A new program lets 160,000 state employees price shop for medical procedures, such as mammograms or colonoscopies, and if they choose a cheaper option, they pocket some of the difference.
The shared savings program could save the state money — Kentucky started something similar that saved it $10 million between 2013 and 2015, of which $1.1 million went to employee rewards.
But in Virginia, it could be awhile before those tools are available to everyone else. During last year’s General Assembly session, legislation that would have required all insurance companies licensed by the Bureau of Insurance to offer similar programs to their members failed.
Sen. Siobhan Dunnavant, R-Henrico, and Del. Kathy Byron, R-Bedford, introduced shared savings bills last year that would have required insurers to show their members how much procedures cost at different providers. If they chose a cheaper option, the member would have gotten half of the savings.
Byron’s bill was killed on the House floor, and Dunnavant’s was continued to the 2019 session. Now Dunnavant, who is an obstetrician-gynecologist, is hoping the state’s new program will show lawmakers that the idea works and could help lower the cost of health care.
Virginia’s program, called SmartShopper, went live on Oct. 1 for those covered by the state’s self-insured plans — meaning the state pays its own claims itself — and includes about 50 procedures. If the employee chooses a less expensive option, they can get between $25 and $500, according to Gene Raney, director of the office of health benefits in the Virginia Department of Human Resources Management.
“We see SmartShopper as a way to save the health plan money and to benefit employees and retirees through offering cash incentives along the way,” Raney said. “The program is confidential and voluntary.”
If someone does not want to choose the cheapest option, they don’t have to, Raney added. The tool simply shows them the different costs and rewards them if they choose a cheaper one.
“I think it’s one of the most promising, organic ways to start to tackle the complex issues of high health care cost and high health insurance premiums,” said Joshua Archambault, a health policy analyst with the Foundation for Government Accountability. “It doesn’t solve the problem overnight, but it starts to have a meaningful impact in changing the culture we have in health care.”
Dunnavant, said the programs get patients more involved in their health care, particularly because, with price transparency, the member would be able to shop around knowing ahead of time what their bill should be.
That doesn’t happen often the way insurers and providers are currently set up. Today’s system disassociates the actual costs of services with what people pay because they’re insulated by insurance, she said.
“It’s a way to empower the patient, I think,” she said. “It’s a carrot, it’s not a stick. We’re incentivizing people to participate in the decision making. And it would lower the cost across the board.”
Prices can vary dramatically between providers for the same procedure. In Richmond, for example, a digital wrist x-ray can cost as low as $54 or as high as $347.
That’s due, in part, to the fact that providers negotiate their own individual rate with the insurers, and because some providers, such as hospitals, claim they need to charge more to cover departments they’re required by law to have, like the emergency room.
The shared savings practice started in larger companies, which are often self-insured. Those companies would not be subject to the proposed legislation because they’re not licensed by the Bureau of Insurance.
But requiring that insurers offer the programs might not be so simple in Virginia, argues Doug Gray, executive director of the Virginia Association of Health Plans.
“We like the idea of shopping, but we don’t like the idea of requiring it to be applied to a service in which there isn’t any competition,” he said.
Some parts of Virginia have only one dominant hospital system without any competing options, Gray said. That’s due to the Certificate of Public Need law, which requires that new medical providers, such as those hoping to build an imaging center, receive state approval first.

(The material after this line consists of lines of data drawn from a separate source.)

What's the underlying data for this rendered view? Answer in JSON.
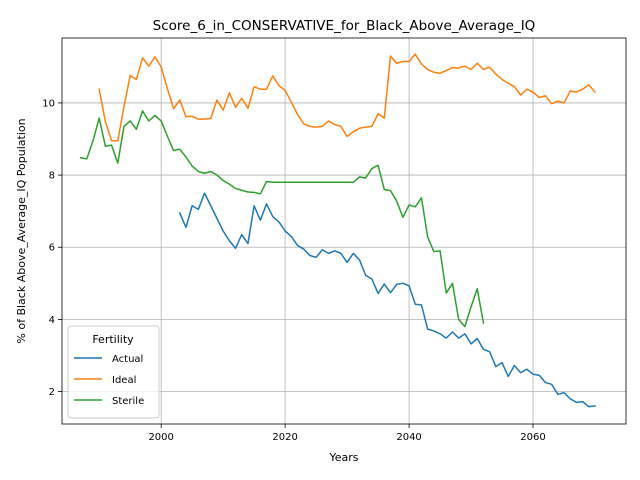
{
  "chart_data": {
    "type": "line",
    "title": "Score_6_in_CONSERVATIVE_for_Black_Above_Average_IQ",
    "xlabel": "Years",
    "ylabel": "% of Black Above_Average_IQ Population",
    "xlim": [
      1984,
      2075
    ],
    "ylim": [
      1.1,
      11.8
    ],
    "xticks": [
      2000,
      2020,
      2040,
      2060
    ],
    "yticks": [
      2,
      4,
      6,
      8,
      10
    ],
    "xtick_labels": [
      "2000",
      "2020",
      "2040",
      "2060"
    ],
    "ytick_labels": [
      "2",
      "4",
      "6",
      "8",
      "10"
    ],
    "grid": true,
    "legend": {
      "title": "Fertility",
      "placement": "bottom-left"
    },
    "series": [
      {
        "name": "Actual",
        "color": "#1f77b4",
        "x": [
          2003,
          2004,
          2005,
          2006,
          2007,
          2008,
          2009,
          2010,
          2011,
          2012,
          2013,
          2014,
          2015,
          2016,
          2017,
          2018,
          2019,
          2020,
          2021,
          2022,
          2023,
          2024,
          2025,
          2026,
          2027,
          2028,
          2029,
          2030,
          2031,
          2032,
          2033,
          2034,
          2035,
          2036,
          2037,
          2038,
          2039,
          2040,
          2041,
          2042,
          2043,
          2044,
          2045,
          2046,
          2047,
          2048,
          2049,
          2050,
          2051,
          2052,
          2053,
          2054,
          2055,
          2056,
          2057,
          2058,
          2059,
          2060,
          2061,
          2062,
          2063,
          2064,
          2065,
          2066,
          2067,
          2068,
          2069,
          2070
        ],
        "y": [
          6.95,
          6.55,
          7.15,
          7.05,
          7.5,
          7.15,
          6.8,
          6.45,
          6.18,
          5.97,
          6.35,
          6.1,
          7.15,
          6.75,
          7.2,
          6.85,
          6.7,
          6.45,
          6.3,
          6.05,
          5.95,
          5.77,
          5.72,
          5.93,
          5.83,
          5.9,
          5.83,
          5.58,
          5.83,
          5.65,
          5.22,
          5.12,
          4.72,
          4.98,
          4.74,
          4.97,
          5.0,
          4.93,
          4.42,
          4.4,
          3.73,
          3.68,
          3.6,
          3.48,
          3.65,
          3.48,
          3.6,
          3.32,
          3.47,
          3.17,
          3.1,
          2.69,
          2.8,
          2.42,
          2.72,
          2.52,
          2.62,
          2.48,
          2.45,
          2.25,
          2.2,
          1.92,
          1.97,
          1.8,
          1.7,
          1.72,
          1.58,
          1.6
        ]
      },
      {
        "name": "Ideal",
        "color": "#ff7f0e",
        "x": [
          1990,
          1991,
          1992,
          1993,
          1994,
          1995,
          1996,
          1997,
          1998,
          1999,
          2000,
          2001,
          2002,
          2003,
          2004,
          2005,
          2006,
          2007,
          2008,
          2009,
          2010,
          2011,
          2012,
          2013,
          2014,
          2015,
          2016,
          2017,
          2018,
          2019,
          2020,
          2021,
          2022,
          2023,
          2024,
          2025,
          2026,
          2027,
          2028,
          2029,
          2030,
          2031,
          2032,
          2033,
          2034,
          2035,
          2036,
          2037,
          2038,
          2039,
          2040,
          2041,
          2042,
          2043,
          2044,
          2045,
          2046,
          2047,
          2048,
          2049,
          2050,
          2051,
          2052,
          2053,
          2054,
          2055,
          2056,
          2057,
          2058,
          2059,
          2060,
          2061,
          2062,
          2063,
          2064,
          2065,
          2066,
          2067,
          2068,
          2069,
          2070
        ],
        "y": [
          10.38,
          9.48,
          8.95,
          8.95,
          9.9,
          10.76,
          10.65,
          11.25,
          11.02,
          11.28,
          11.0,
          10.4,
          9.84,
          10.08,
          9.62,
          9.63,
          9.55,
          9.55,
          9.57,
          10.08,
          9.8,
          10.28,
          9.88,
          10.13,
          9.85,
          10.45,
          10.38,
          10.38,
          10.75,
          10.48,
          10.35,
          10.02,
          9.68,
          9.42,
          9.35,
          9.33,
          9.35,
          9.5,
          9.4,
          9.35,
          9.07,
          9.2,
          9.3,
          9.33,
          9.35,
          9.7,
          9.58,
          11.3,
          11.1,
          11.15,
          11.15,
          11.35,
          11.08,
          10.93,
          10.85,
          10.82,
          10.9,
          10.98,
          10.97,
          11.02,
          10.93,
          11.1,
          10.93,
          10.99,
          10.8,
          10.65,
          10.55,
          10.45,
          10.22,
          10.38,
          10.3,
          10.15,
          10.2,
          9.98,
          10.05,
          10.0,
          10.33,
          10.3,
          10.38,
          10.5,
          10.3
        ]
      },
      {
        "name": "Sterile",
        "color": "#2ca02c",
        "x": [
          1987,
          1988,
          1989,
          1990,
          1991,
          1992,
          1993,
          1994,
          1995,
          1996,
          1997,
          1998,
          1999,
          2000,
          2001,
          2002,
          2003,
          2004,
          2005,
          2006,
          2007,
          2008,
          2009,
          2010,
          2011,
          2012,
          2013,
          2014,
          2015,
          2016,
          2017,
          2018,
          2019,
          2020,
          2021,
          2022,
          2023,
          2024,
          2025,
          2026,
          2027,
          2028,
          2029,
          2030,
          2031,
          2032,
          2033,
          2034,
          2035,
          2036,
          2037,
          2038,
          2039,
          2040,
          2041,
          2042,
          2043,
          2044,
          2045,
          2046,
          2047,
          2048,
          2049,
          2050,
          2051,
          2052
        ],
        "y": [
          8.48,
          8.45,
          8.95,
          9.58,
          8.8,
          8.83,
          8.33,
          9.35,
          9.5,
          9.27,
          9.78,
          9.5,
          9.65,
          9.5,
          9.08,
          8.68,
          8.72,
          8.5,
          8.25,
          8.1,
          8.05,
          8.1,
          8.0,
          7.85,
          7.75,
          7.63,
          7.58,
          7.53,
          7.52,
          7.48,
          7.82,
          7.8,
          7.8,
          7.8,
          7.8,
          7.8,
          7.8,
          7.8,
          7.8,
          7.8,
          7.8,
          7.8,
          7.8,
          7.8,
          7.8,
          7.95,
          7.92,
          8.18,
          8.27,
          7.6,
          7.57,
          7.28,
          6.83,
          7.17,
          7.12,
          7.37,
          6.28,
          5.88,
          5.9,
          4.73,
          5.0,
          4.0,
          3.8,
          4.35,
          4.85,
          3.9
        ]
      }
    ]
  }
}
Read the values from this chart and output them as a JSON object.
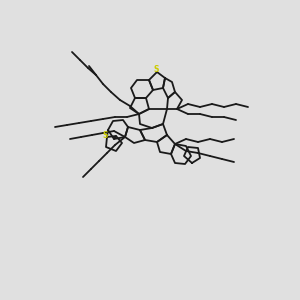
{
  "bg_color": "#e0e0e0",
  "line_color": "#1a1a1a",
  "sulfur_color": "#cccc00",
  "line_width": 1.3,
  "figsize": [
    3.0,
    3.0
  ],
  "dpi": 100
}
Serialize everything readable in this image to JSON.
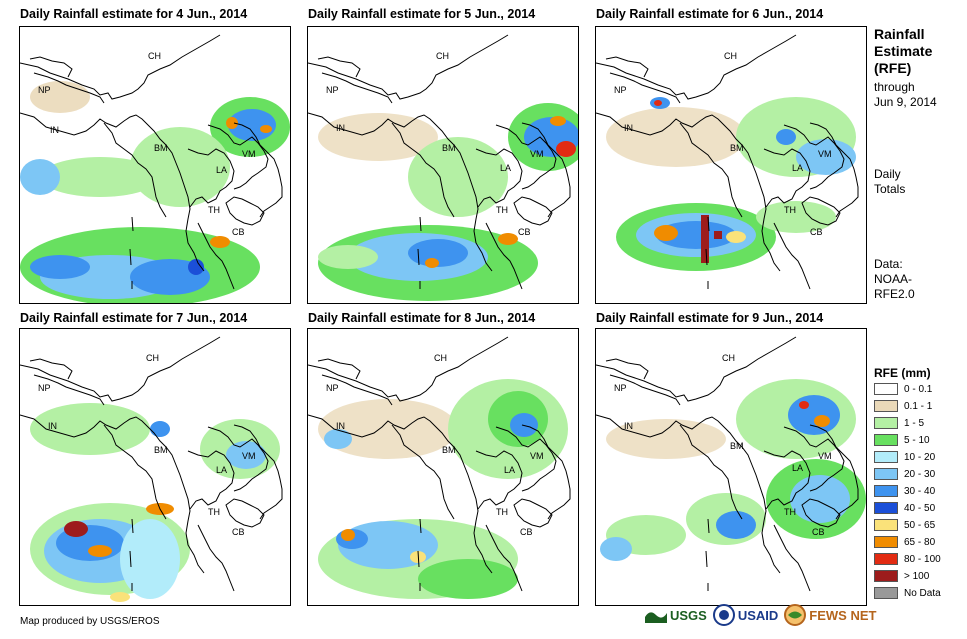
{
  "panels": [
    {
      "title": "Daily Rainfall estimate for 4 Jun., 2014",
      "date": "4 Jun., 2014"
    },
    {
      "title": "Daily Rainfall estimate for 5 Jun., 2014",
      "date": "5 Jun., 2014"
    },
    {
      "title": "Daily Rainfall estimate for 6 Jun., 2014",
      "date": "6 Jun., 2014"
    },
    {
      "title": "Daily Rainfall estimate for 7 Jun., 2014",
      "date": "7 Jun., 2014"
    },
    {
      "title": "Daily Rainfall estimate for 8 Jun., 2014",
      "date": "8 Jun., 2014"
    },
    {
      "title": "Daily Rainfall estimate for 9 Jun., 2014",
      "date": "9 Jun., 2014"
    }
  ],
  "country_labels": {
    "ch": "CH",
    "np": "NP",
    "in": "IN",
    "bm": "BM",
    "la": "LA",
    "vm": "VM",
    "th": "TH",
    "cb": "CB"
  },
  "sidebar": {
    "title_line1": "Rainfall",
    "title_line2": "Estimate",
    "title_line3": "(RFE)",
    "through_label": "through",
    "through_date": "Jun 9, 2014",
    "daily_line1": "Daily",
    "daily_line2": "Totals",
    "data_line1": "Data:",
    "data_line2": "NOAA-",
    "data_line3": "RFE2.0"
  },
  "legend": {
    "title": "RFE (mm)",
    "items": [
      {
        "label": "0 - 0.1",
        "color": "#ffffff"
      },
      {
        "label": "0.1 - 1",
        "color": "#ead9b9"
      },
      {
        "label": "1 - 5",
        "color": "#b4f0a4"
      },
      {
        "label": "5 - 10",
        "color": "#68e060"
      },
      {
        "label": "10 - 20",
        "color": "#b2ecfa"
      },
      {
        "label": "20 - 30",
        "color": "#7dc6f5"
      },
      {
        "label": "30 - 40",
        "color": "#3e93ef"
      },
      {
        "label": "40 - 50",
        "color": "#1b4fd8"
      },
      {
        "label": "50 - 65",
        "color": "#fae27a"
      },
      {
        "label": "65 - 80",
        "color": "#f08c00"
      },
      {
        "label": "80 - 100",
        "color": "#e22b12"
      },
      {
        "label": "> 100",
        "color": "#9d1c1c"
      },
      {
        "label": "No Data",
        "color": "#999999"
      }
    ]
  },
  "footer": {
    "credit": "Map produced by USGS/EROS"
  },
  "logos": {
    "usgs": "USGS",
    "usaid": "USAID",
    "fewsnet": "FEWS NET"
  }
}
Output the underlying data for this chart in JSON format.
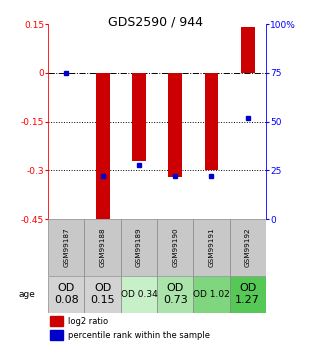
{
  "title": "GDS2590 / 944",
  "samples": [
    "GSM99187",
    "GSM99188",
    "GSM99189",
    "GSM99190",
    "GSM99191",
    "GSM99192"
  ],
  "log2_ratio": [
    0.0,
    -0.47,
    -0.27,
    -0.32,
    -0.3,
    0.14
  ],
  "percentile_rank": [
    75,
    22,
    28,
    22,
    22,
    52
  ],
  "ylim_left": [
    -0.45,
    0.15
  ],
  "ylim_right": [
    0,
    100
  ],
  "yticks_left": [
    0.15,
    0,
    -0.15,
    -0.3,
    -0.45
  ],
  "yticks_right": [
    100,
    75,
    50,
    25,
    0
  ],
  "hlines_dash": [
    0
  ],
  "hlines_dot": [
    -0.15,
    -0.3
  ],
  "bar_color": "#cc0000",
  "dot_color": "#0000cc",
  "age_labels": [
    "OD\n0.08",
    "OD\n0.15",
    "OD 0.34",
    "OD\n0.73",
    "OD 1.02",
    "OD\n1.27"
  ],
  "age_bg_colors": [
    "#d3d3d3",
    "#d3d3d3",
    "#c8f0c8",
    "#aae4aa",
    "#7fd67f",
    "#55c855"
  ],
  "age_font_sizes": [
    8,
    8,
    6.5,
    8,
    6.5,
    8
  ],
  "sample_bg_color": "#c8c8c8",
  "legend_red_label": "log2 ratio",
  "legend_blue_label": "percentile rank within the sample"
}
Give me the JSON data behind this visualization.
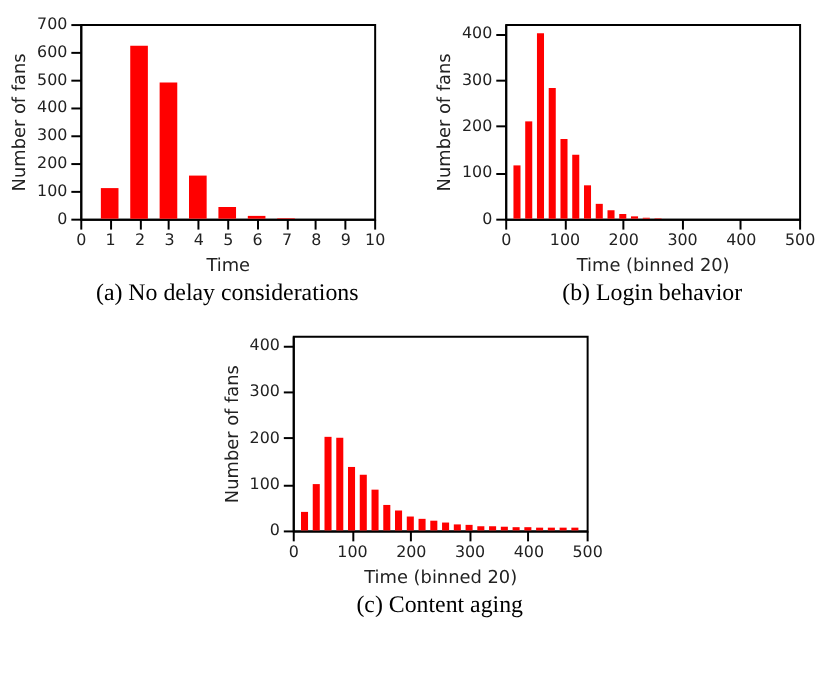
{
  "chart_data": [
    {
      "type": "bar",
      "title": "(a) No delay considerations",
      "xlabel": "Time",
      "ylabel": "Number of fans",
      "color": "#ff0000",
      "x": [
        1,
        2,
        3,
        4,
        5,
        6,
        7
      ],
      "values": [
        110,
        622,
        490,
        155,
        42,
        10,
        2
      ],
      "xlim": [
        0,
        10
      ],
      "xticks": [
        0,
        1,
        2,
        3,
        4,
        5,
        6,
        7,
        8,
        9,
        10
      ],
      "ylim": [
        0,
        700
      ],
      "yticks": [
        0,
        100,
        200,
        300,
        400,
        500,
        600,
        700
      ],
      "grid": false
    },
    {
      "type": "bar",
      "title": "(b) Login behavior",
      "xlabel": "Time (binned 20)",
      "ylabel": "Number of fans",
      "color": "#ff0000",
      "x": [
        20,
        40,
        60,
        80,
        100,
        120,
        140,
        160,
        180,
        200,
        220,
        240,
        260
      ],
      "values": [
        115,
        210,
        400,
        282,
        172,
        138,
        72,
        32,
        18,
        10,
        5,
        2,
        1
      ],
      "xlim": [
        0,
        500
      ],
      "xticks": [
        0,
        100,
        200,
        300,
        400,
        500
      ],
      "ylim": [
        0,
        420
      ],
      "yticks": [
        0,
        100,
        200,
        300,
        400
      ],
      "grid": false
    },
    {
      "type": "bar",
      "title": "(c) Content aging",
      "xlabel": "Time (binned 20)",
      "ylabel": "Number of fans",
      "color": "#ff0000",
      "x": [
        20,
        40,
        60,
        80,
        100,
        120,
        140,
        160,
        180,
        200,
        220,
        240,
        260,
        280,
        300,
        320,
        340,
        360,
        380,
        400,
        420,
        440,
        460,
        480
      ],
      "values": [
        40,
        100,
        202,
        200,
        137,
        120,
        88,
        55,
        43,
        30,
        25,
        21,
        17,
        13,
        12,
        9,
        9,
        8,
        7,
        7,
        6,
        6,
        6,
        6
      ],
      "xlim": [
        0,
        500
      ],
      "xticks": [
        0,
        100,
        200,
        300,
        400,
        500
      ],
      "ylim": [
        0,
        420
      ],
      "yticks": [
        0,
        100,
        200,
        300,
        400
      ],
      "grid": false
    }
  ]
}
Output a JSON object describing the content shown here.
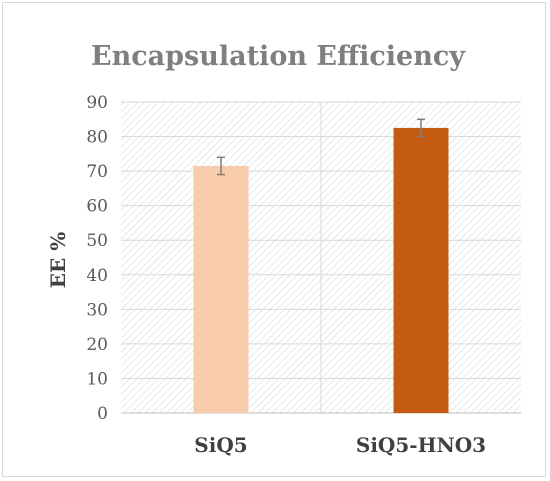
{
  "chart_data": {
    "type": "bar",
    "title": "Encapsulation Efficiency",
    "xlabel": "",
    "ylabel": "EE %",
    "categories": [
      "SiQ5",
      "SiQ5-HNO3"
    ],
    "values": [
      71.5,
      82.5
    ],
    "errors": [
      2.5,
      2.5
    ],
    "ylim": [
      0,
      90
    ],
    "yticks": [
      0,
      10,
      20,
      30,
      40,
      50,
      60,
      70,
      80,
      90
    ],
    "grid": true,
    "legend": "none",
    "bar_colors": [
      "#f8cbad",
      "#c55a11"
    ],
    "plot_background": "hatched #d9d9d9 on #ffffff",
    "gridline_color": "#d9d9d9"
  }
}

The law prevents competition, Gray said, and so requiring health plans to let their members shop is pointless if they only have one option anyway.
“We think that’s not a good use of resources,” he said. “Don’t overreach and try to require us to do something that isn’t going to be of any value.”
He said he thinks the shared savings law could have gotten further if it had been more specific, perhaps exempting regions where there isn’t competition.
But for Dunnavant, the point of the law is to ensure that more people are empowered to make choices about their health care.
“The status quo cannot persist,” she said. “Everybody needs to get into the game: Consumers need to make better choices, consumers need to have more choices, we need to look at improved preventive health care and we need to find ways to both lower costs and improve outcomes.”
Archambault pointed out that, in a climate where high-deductible health plans are becoming more prevalent, shared savings tools, and particularly the price transparency that comes with it, might be one of the best ways to help protect patients from unexpected bills that might bankrupt them.
He said what often happens in markets that support these shared savings programs is that patients start going with the cheaper options, and usually higher cost providers will re-examine their prices.
“What is really interesting is, as soon as you have price transparency, you start to have a conversation about quality, and the higher cost providers say you should come to us because the quality is better,” he said. “Which is a healthy conversation to have.”